The Finns, for instance, are famously good linguists. Not only do they have to master their own notoriously difficult language with its 15 grammatical cases (English by comparison only has 3 cases) but most Finns will also have a good grasp of Swedish. In addition, by the time they have left school, many will also be proficient in Russian and/or German and/or English. And that’s just for basics. In further education, Finnish academic institutions also encourage students to take on another foreign language along side their main study thus there are courses such as Law with French, Medicine with Spanish and Engineering with Japanese and so on. As if to rub everyone else’s noses in it with their linguistic prowess, the Finnish national broadcaster Yleisradio Oy (Yle) even broadcast the news in Latin. The hugely popular Nuntii Latini was a weekly 5-minute bulletin given at tea-time on Fridays which ran for 30 years from 1989 to 2019. It ended because, as the program-makers retired, the producers found it increasingly difficult to recruit replacements. Therein lies a tale regarding the falling uptake of Latin studies in the 21st Century.

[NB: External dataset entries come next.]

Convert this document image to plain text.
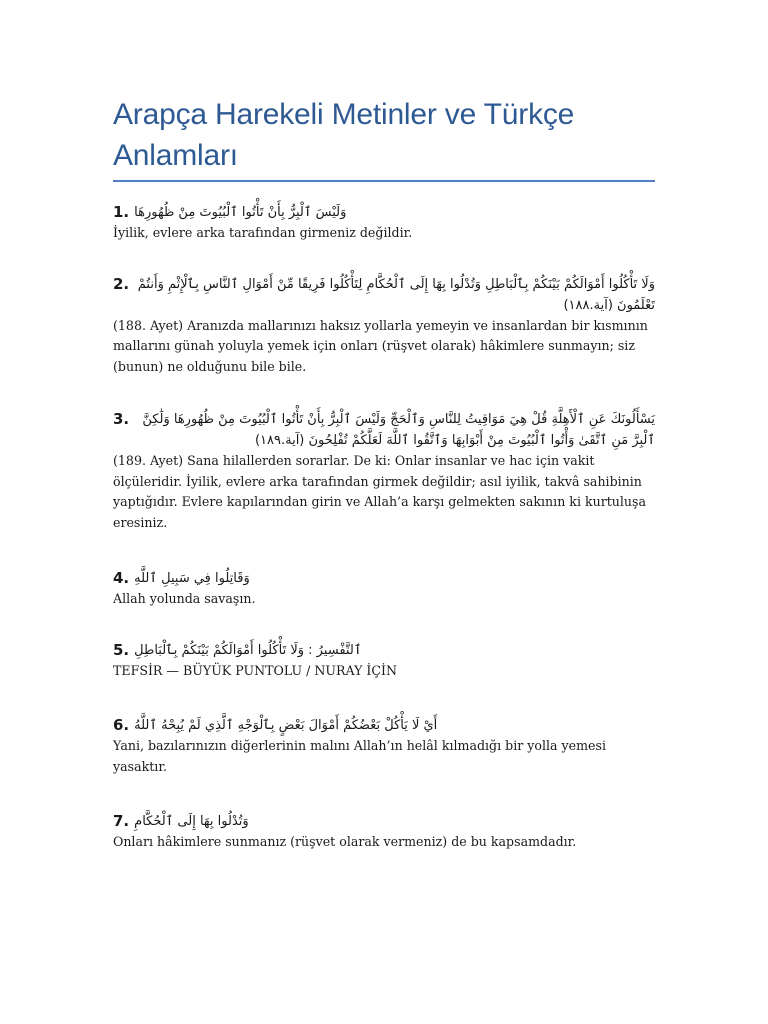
Arapça Harekeli Metinler ve Türkçe Anlamları
1. وَلَيْسَ ٱلْبِرُّ بِأَنْ تَأْتُوا ٱلْبُيُوتَ مِنْ ظُهُورِهَا

İyilik, evlere arka tarafından girmeniz değildir.

2. وَلَا تَأْكُلُوا أَمْوَالَكُمْ بَيْنَكُمْ بِٱلْبَاطِلِ وَتُدْلُوا بِهَا إِلَى ٱلْحُكَّامِ لِتَأْكُلُوا فَرِيقًا مِّنْ أَمْوَالِ ٱلنَّاسِ بِٱلْإِثْمِ وَأَنتُمْ تَعْلَمُونَ (آية.١٨٨)

(188. Ayet) Aranızda mallarınızı haksız yollarla yemeyin ve insanlardan bir kısmının mallarını günah yoluyla yemek için onları (rüşvet olarak) hâkimlere sunmayın; siz (bunun) ne olduğunu bile bile.

3.	يَسْأَلُونَكَ عَنِ ٱلْأَهِلَّةِ قُلْ هِيَ مَوَاقِيتُ لِلنَّاسِ وَٱلْحَجِّ وَلَيْسَ ٱلْبِرُّ بِأَنْ تَأْتُوا ٱلْبُيُوتَ مِنْ ظُهُورِهَا وَلَٰكِنَّ ٱلْبِرَّ مَنِ ٱتَّقَىٰ وَأْتُوا ٱلْبُيُوتَ مِنْ أَبْوَابِهَا وَٱتَّقُوا ٱللَّهَ لَعَلَّكُمْ تُفْلِحُونَ (آية.١٨٩)

(189. Ayet) Sana hilallerden sorarlar. De ki: Onlar insanlar ve hac için vakit ölçüleridir. İyilik, evlere arka tarafından girmek değildir; asıl iyilik, takvâ sahibinin yaptığıdır. Evlere kapılarından girin ve Allah’a karşı gelmekten sakının ki kurtuluşa eresiniz.

4. وَقَاتِلُوا فِي سَبِيلِ ٱللَّهِ

Allah yolunda savaşın.

5. ٱلتَّفْسِيرُ : وَلَا تَأْكُلُوا أَمْوَالَكُمْ بَيْنَكُمْ بِٱلْبَاطِلِ

TEFSİR — BÜYÜK PUNTOLU / NURAY İÇİN

6. أَيْ لَا يَأْكُلْ بَعْضُكُمْ أَمْوَالَ بَعْضٍ بِٱلْوَجْهِ ٱلَّذِي لَمْ يُبِحْهُ ٱللَّهُ

Yani, bazılarınızın diğerlerinin malını Allah’ın helâl kılmadığı bir yolla yemesi yasaktır.

7. وَتُدْلُوا بِهَا إِلَى ٱلْحُكَّامِ

Onları hâkimlere sunmanız (rüşvet olarak vermeniz) de bu kapsamdadır.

Yle’s Nuntii Latini were broadcast at a time when even Vatican Radio had no news program in Latin. As if the spare the Church’s blushes, Vatican Radio hastily cobbled together its own news program in Latin - Hebdomada Papae - which began broadcasts in June 2019 just as the Yle transmissions came to an end.

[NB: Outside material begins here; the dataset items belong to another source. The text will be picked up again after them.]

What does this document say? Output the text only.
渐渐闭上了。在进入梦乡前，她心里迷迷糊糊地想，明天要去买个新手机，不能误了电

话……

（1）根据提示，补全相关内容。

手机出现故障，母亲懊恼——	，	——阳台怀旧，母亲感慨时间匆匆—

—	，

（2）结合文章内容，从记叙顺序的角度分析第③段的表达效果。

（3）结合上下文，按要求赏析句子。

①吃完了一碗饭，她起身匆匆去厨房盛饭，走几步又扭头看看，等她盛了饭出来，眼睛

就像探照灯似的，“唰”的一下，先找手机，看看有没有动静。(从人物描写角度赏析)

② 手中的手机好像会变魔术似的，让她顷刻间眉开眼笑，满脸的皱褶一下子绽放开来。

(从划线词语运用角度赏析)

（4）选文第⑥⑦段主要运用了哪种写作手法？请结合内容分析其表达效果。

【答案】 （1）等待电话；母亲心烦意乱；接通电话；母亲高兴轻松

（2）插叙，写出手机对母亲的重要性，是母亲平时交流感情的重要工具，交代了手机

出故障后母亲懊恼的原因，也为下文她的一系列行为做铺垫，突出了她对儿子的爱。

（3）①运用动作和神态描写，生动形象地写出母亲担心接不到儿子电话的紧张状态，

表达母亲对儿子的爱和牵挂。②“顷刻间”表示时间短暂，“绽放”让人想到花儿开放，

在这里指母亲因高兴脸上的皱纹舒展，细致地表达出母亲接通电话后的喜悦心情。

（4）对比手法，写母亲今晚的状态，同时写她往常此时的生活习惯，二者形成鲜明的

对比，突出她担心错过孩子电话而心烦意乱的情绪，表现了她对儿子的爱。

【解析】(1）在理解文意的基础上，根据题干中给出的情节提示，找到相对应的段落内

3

Yle, however, was not the only secular broadcaster to offer the news in Latin. Radio Bremen also broadcast its own Nuntii Latini in a monthly news roundup to listeners in Bremen, Bremerhaven and across Lower Saxony (again places which were never part of the Roman Empire). This was from 2001 to 2018 when FM broadcasts of the program ceased but which then continued as a podcast on its sister station Bremen Zwei and which continue to this day:

Radio Bremen: Lateinischer Monatsrückblick


Vatican Radio’s news in Latin:
 
Hebdomada Papae

Hebdomada Papae (Video)


The Yle broadcasts from 2010-19 are archived here:

Radiophonia Finnica Generalis: Nuntii Latini

The differing Latin accents - Italian, German and Finnish - are fascinating. Vatican Radio’s Alessandro De Carolis sounds as though he’s just speaking in Old Italian which essentially he is. Radio Bremen’s Berit Wenderhold gives a delivery which is precise and deliberate while the whistling diction of Yle’s Laura Nissinen is exquisite.